A phase one trial for the world’s first multivariant COVID-19 booster vaccine has been launched in Manchester.
Initiated by pharmaceutical company Gritstone, in partnership with The University of Manchester and Manchester University NHS Foundation Trust, the drug is intended to boost the immune response of the first-generation of COVID-19 vaccines to protect against a range of variants of the SARS-CoV-2 infection which causes COVID-19.
The trial of the vaccine, called GRT-R910, will take place at the National Institute for Health Research Manchester Clinical Research Facility (NIHR MCRF) at Manchester Royal Infirmary, and will be delivered by the Research and Innovation Vaccine Team.
The trial will initially recruit 20 volunteers over the age of 60 and the data from this evaluation of the vaccine is expected to be released in the first quarter of 2022. Results from the preclinical studies leading up to the development of the vaccine will be jointly published by Gritstone and the National Institutes of Health later in the year.
SAM vaccines and how they work
The GRT-R910 drug is a self-amplifying mRNA (SAM) second-generation SARS-CoV-2 vaccine, which delivers antigens from both the spike and non-spike proteins.
Gritstone hopes that the SAM vaccines could help to lower the number of vaccine doses needed or eliminate the need for repeat administrations – with the potential to safely drive strong, durable and broad immune responses across SARS-CoV-2 variants.
The vaccines work by inducing special immune cells (CD8+ T cells), an important arm of the body’s immune response to viruses, as well as antibodies that can neutralise the virus and prevent it binding to and infecting cells. Its creators hope that this will offer the potential for robust and persistent immunity, which includes at-risk and older populations.
Andrew Allen, Co-Founder, President and Chief Executive Officer of Gritstone, said: “Our SAM COVID-19 vaccine is designed to drive robust CD8+ T cell responses, in addition to strong neutralising antibody responses, offering the promise of longer-lasting immunity.
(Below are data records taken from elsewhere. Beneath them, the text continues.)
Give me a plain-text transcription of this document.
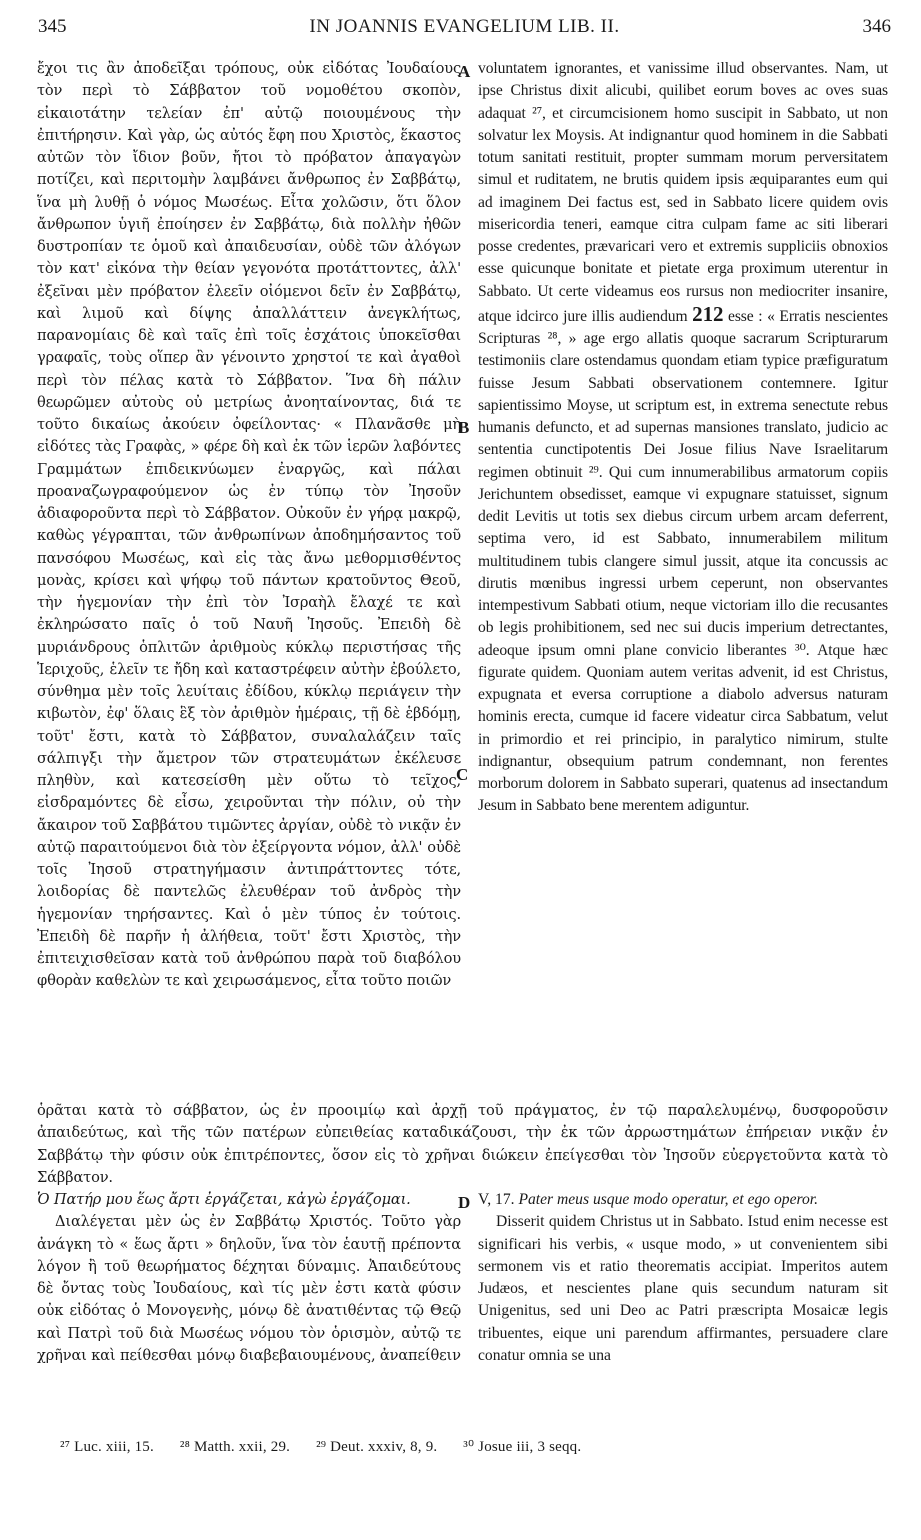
345	IN JOANNIS EVANGELIUM LIB. II.	346

ἔχοι τις ἂν ἀποδεῖξαι τρόπους, οὐκ εἰδότας Ἰουδαίους τὸν περὶ τὸ Σάββατον τοῦ νομοθέτου σκοπὸν, εἰκαιοτάτην τελείαν ἐπ' αὐτῷ ποιουμένους τὴν ἐπιτήρησιν. Καὶ γὰρ, ὡς αὐτός ἔφη που Χριστὸς, ἕκαστος αὐτῶν τὸν ἴδιον βοῦν, ἤτοι τὸ πρόβατον ἀπαγαγὼν ποτίζει, καὶ περιτομὴν λαμβάνει ἄνθρωπος ἐν Σαββάτῳ, ἵνα μὴ λυθῇ ὁ νόμος Μωσέως. Εἶτα χολῶσιν, ὅτι ὅλον ἄνθρωπον ὑγιῆ ἐποίησεν ἐν Σαββάτῳ, διὰ πολλὴν ἠθῶν δυστροπίαν τε ὁμοῦ καὶ ἀπαιδευσίαν, οὐδὲ τῶν ἀλόγων τὸν κατ' εἰκόνα τὴν θείαν γεγονότα προτάττοντες, ἀλλ' ἐξεῖναι μὲν πρόβατον ἐλεεῖν οἰόμενοι δεῖν ἐν Σαββάτῳ, καὶ λιμοῦ καὶ δίψης ἀπαλλάττειν ἀνεγκλήτως, παρανομίαις δὲ καὶ ταῖς ἐπὶ τοῖς ἐσχάτοις ὑποκεῖσθαι γραφαῖς, τοὺς οἵπερ ἂν γένοιντο χρηστοί τε καὶ ἀγαθοὶ περὶ τὸν πέλας κατὰ τὸ Σάββατον. Ἵνα δὴ πάλιν θεωρῶμεν αὐτοὺς οὐ μετρίως ἀνοηταίνοντας, διά τε τοῦτο δικαίως ἀκούειν ὀφείλοντας· « Πλανᾶσθε μὴ εἰδότες τὰς Γραφὰς, » φέρε δὴ καὶ ἐκ τῶν ἱερῶν λαβόντες Γραμμάτων ἐπιδεικνύωμεν ἐναργῶς, καὶ πάλαι προαναζωγραφούμενον ὡς ἐν τύπῳ τὸν Ἰησοῦν ἀδιαφοροῦντα περὶ τὸ Σάββατον. Οὐκοῦν ἐν γήρᾳ μακρῷ, καθὼς γέγραπται, τῶν ἀνθρωπίνων ἀποδημήσαντος τοῦ πανσόφου Μωσέως, καὶ εἰς τὰς ἄνω μεθορμισθέντος μονὰς, κρίσει καὶ ψήφῳ τοῦ πάντων κρατοῦντος Θεοῦ, τὴν ἡγεμονίαν τὴν ἐπὶ τὸν Ἰσραὴλ ἔλαχέ τε καὶ ἐκληρώσατο παῖς ὁ τοῦ Ναυῆ Ἰησοῦς. Ἐπειδὴ δὲ μυριάνδρους ὁπλιτῶν ἀριθμοὺς κύκλῳ περιστήσας τῆς Ἱεριχοῦς, ἑλεῖν τε ἤδη καὶ καταστρέφειν αὐτὴν ἐβούλετο, σύνθημα μὲν τοῖς λευίταις ἐδίδου, κύκλῳ περιάγειν τὴν κιβωτὸν, ἐφ' ὅλαις ἓξ τὸν ἀριθμὸν ἡμέραις, τῇ δὲ ἑβδόμῃ, τοῦτ' ἔστι, κατὰ τὸ Σάββατον, συναλαλάζειν ταῖς σάλπιγξι τὴν ἄμετρον τῶν στρατευμάτων ἐκέλευσε πληθὺν, καὶ κατεσείσθη μὲν οὕτω τὸ τεῖχος, εἰσδραμόντες δὲ εἶσω, χειροῦνται τὴν πόλιν, οὐ τὴν ἄκαιρον τοῦ Σαββάτου τιμῶντες ἀργίαν, οὐδὲ τὸ νικᾷν ἐν αὐτῷ παραιτούμενοι διὰ τὸν ἐξείργοντα νόμον, ἀλλ' οὐδὲ τοῖς Ἰησοῦ στρατηγήμασιν ἀντιπράττοντες τότε, λοιδορίας δὲ παντελῶς ἐλευθέραν τοῦ ἀνδρὸς τὴν ἡγεμονίαν τηρήσαντες. Καὶ ὁ μὲν τύπος ἐν τούτοις. Ἐπειδὴ δὲ παρῆν ἡ ἀλήθεια, τοῦτ' ἔστι Χριστὸς, τὴν ἐπιτειχισθεῖσαν κατὰ τοῦ ἀνθρώπου παρὰ τοῦ διαβόλου φθορὰν καθελὼν τε καὶ χειρωσάμενος, εἶτα τοῦτο ποιῶν

A
B
C
D

voluntatem ignorantes, et vanissime illud observantes. Nam, ut ipse Christus dixit alicubi, quilibet eorum boves ac oves suas adaquat ²⁷, et circumcisionem homo suscipit in Sabbato, ut non solvatur lex Moysis. At indignantur quod hominem in die Sabbati totum sanitati restituit, propter summam morum perversitatem simul et ruditatem, ne brutis quidem ipsis æquiparantes eum qui ad imaginem Dei factus est, sed in Sabbato licere quidem ovis misericordia teneri, eamque citra culpam fame ac siti liberari posse credentes, prævaricari vero et extremis suppliciis obnoxios esse quicunque bonitate et pietate erga proximum uterentur in Sabbato. Ut certe videamus eos rursus non mediocriter insanire, atque idcirco jure illis audiendum 212 esse : « Erratis nescientes Scripturas ²⁸, » age ergo allatis quoque sacrarum Scripturarum testimoniis clare ostendamus quondam etiam typice præfiguratum fuisse Jesum Sabbati observationem contemnere. Igitur sapientissimo Moyse, ut scriptum est, in extrema senectute rebus humanis defuncto, et ad supernas mansiones translato, judicio ac sententia cunctipotentis Dei Josue filius Nave Israelitarum regimen obtinuit ²⁹. Qui cum innumerabilibus armatorum copiis Jerichuntem obsedisset, eamque vi expugnare statuisset, signum dedit Levitis ut totis sex diebus circum urbem arcam deferrent, septima vero, id est Sabbato, innumerabilem militum multitudinem tubis clangere simul jussit, atque ita concussis ac dirutis mœnibus ingressi urbem ceperunt, non observantes intempestivum Sabbati otium, neque victoriam illo die recusantes ob legis prohibitionem, sed nec sui ducis imperium detrectantes, adeoque ipsum omni plane convicio liberantes ³⁰. Atque hæc figurate quidem. Quoniam autem veritas advenit, id est Christus, expugnata et eversa corruptione a diabolo adversus naturam hominis erecta, cumque id facere videatur circa Sabbatum, velut in primordio et rei principio, in paralytico nimirum, stulte indignantur, obsequium patrum condemnant, non ferentes morborum dolorem in Sabbato superari, quatenus ad insectandum Jesum in Sabbato bene merentem adiguntur.

ὁρᾶται κατὰ τὸ σάββατον, ὡς ἐν προοιμίῳ καὶ ἀρχῇ τοῦ πράγματος, ἐν τῷ παραλελυμένῳ, δυσφοροῦσιν ἀπαιδεύτως, καὶ τῆς τῶν πατέρων εὐπειθείας καταδικάζουσι, τὴν ἐκ τῶν ἀρρωστημάτων ἐπήρειαν νικᾷν ἐν Σαββάτῳ τὴν φύσιν οὐκ ἐπιτρέποντες, ὅσον εἰς τὸ χρῆναι διώκειν ἐπείγεσθαι τὸν Ἰησοῦν εὐεργετοῦντα κατὰ τὸ Σάββατον.

Ὁ Πατήρ μου ἕως ἄρτι ἐργάζεται, κἀγὼ ἐργάζομαι.

Διαλέγεται μὲν ὡς ἐν Σαββάτῳ Χριστός. Τοῦτο γὰρ ἀνάγκη τὸ « ἕως ἄρτι » δηλοῦν, ἵνα τὸν ἑαυτῇ πρέποντα λόγον ἢ τοῦ θεωρήματος δέχηται δύναμις. Ἀπαιδεύτους δὲ ὄντας τοὺς Ἰουδαίους, καὶ τίς μὲν ἐστι κατὰ φύσιν οὐκ εἰδότας ὁ Μονογενὴς, μόνῳ δὲ ἀνατιθέντας τῷ Θεῷ καὶ Πατρὶ τοῦ διὰ Μωσέως νόμου τὸν ὁρισμὸν, αὐτῷ τε χρῆναι καὶ πείθεσθαι μόνῳ διαβεβαιουμένους, ἀναπείθειν

V, 17. Pater meus usque modo operatur, et ego operor.

Disserit quidem Christus ut in Sabbato. Istud enim necesse est significari his verbis, « usque modo, » ut convenientem sibi sermonem vis et ratio theorematis accipiat. Imperitos autem Judæos, et nescientes plane quis secundum naturam sit Unigenitus, sed uni Deo ac Patri præscripta Mosaicæ legis tribuentes, eique uni parendum affirmantes, persuadere clare conatur omnia se una

²⁷ Luc. xiii, 15. ²⁸ Matth. xxii, 29. ²⁹ Deut. xxxiv, 8, 9. ³⁰ Josue iii, 3 seqq.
“Since viral surface proteins like the spike protein are evolving and sometimes partially evading vaccine-induced immunity, we designed GRT-R910 to have broad therapeutic potential against a wide array of SARS-CoV-2 variants by also delivering highly conserved viral proteins that may be less prone to genetic variation in the virus.
“Our hypothesis is that a different vaccine, such as GRT-R910, might complement the primary immune response from pre-existing vaccination with a first generation COVID vaccine in such a way that it would provide more benefit than an additional dose of the same vaccine.”
Professor Andrew Ustianowski, who is Clinical Lead for the NIHR COVID Vaccine Research Programme, Consultant in Infectious Diseases and Tropical Medicine at North Manchester General Hospital (part of MFT) and Honorary Clinical Chair at The University of Manchester, will be the local lead investigator for this study. Professor Ustianowski is Chief Investigator for the study and MFT is the chief site.
Professor Ustianowski said: “We now know the immune response to first-generation vaccines can wane, particularly in older people. Coupled with the prevalence of emerging variants, there is a clear need for continued vigilance to keep COVID-19 at bay.
“We think GRT-R910 as a booster vaccination will elicit strong, durable, and broad immune responses, which are likely to be critical in maintaining protection of this vulnerable elderly population who are particularly at risk of hospitalisation and death.”
The study will examine dose, safety, tolerability, and immunogenicity of GRT-R910 at two dose levels at least four months after the second administration of their initial vaccine.
GRT-R910 is also being investigated as part of a US National Institute of Health sponsored Phase 1 study.